Again, the appellee contends that the appellant took the position at the outstart that each and every document must describe the sugar word for word and term for term as described in the letter of credit, that its position in that regard was untenable, and for that reason alone the appellee was entitled to judgment. No doubt, if a person refuses to perform a contract on a specific ground or for a specific reason, he will not generally be permitted to defend on another and different ground; but it has never been held, so far as we are advised, that a party is bound to make good every defense urged by him against a contract, or every reason assigned for nonperformance.
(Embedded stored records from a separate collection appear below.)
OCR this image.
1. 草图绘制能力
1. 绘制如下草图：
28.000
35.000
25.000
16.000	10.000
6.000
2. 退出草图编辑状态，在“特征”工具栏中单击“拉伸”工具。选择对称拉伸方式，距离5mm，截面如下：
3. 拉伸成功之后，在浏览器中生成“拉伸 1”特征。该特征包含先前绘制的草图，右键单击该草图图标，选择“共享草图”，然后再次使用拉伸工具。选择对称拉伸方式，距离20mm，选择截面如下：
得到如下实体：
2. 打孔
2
In practice it is not uncommon to refuse performance on different grounds, some of which are untenable; but if the party maintains any one of the grounds, and that ground is legally sufficient, he is entitled to prevail. In view of the conclusion reached on the merits of the case, it becomes unnecessary to consider assignments of error based on the admission of testimony.
Upon full consideration of the record we are of opinion that the court below erred in denying the request to find for the defendant below, the appellant here, and for that error the judgment is reversed, and the cause is remanded for a new trial.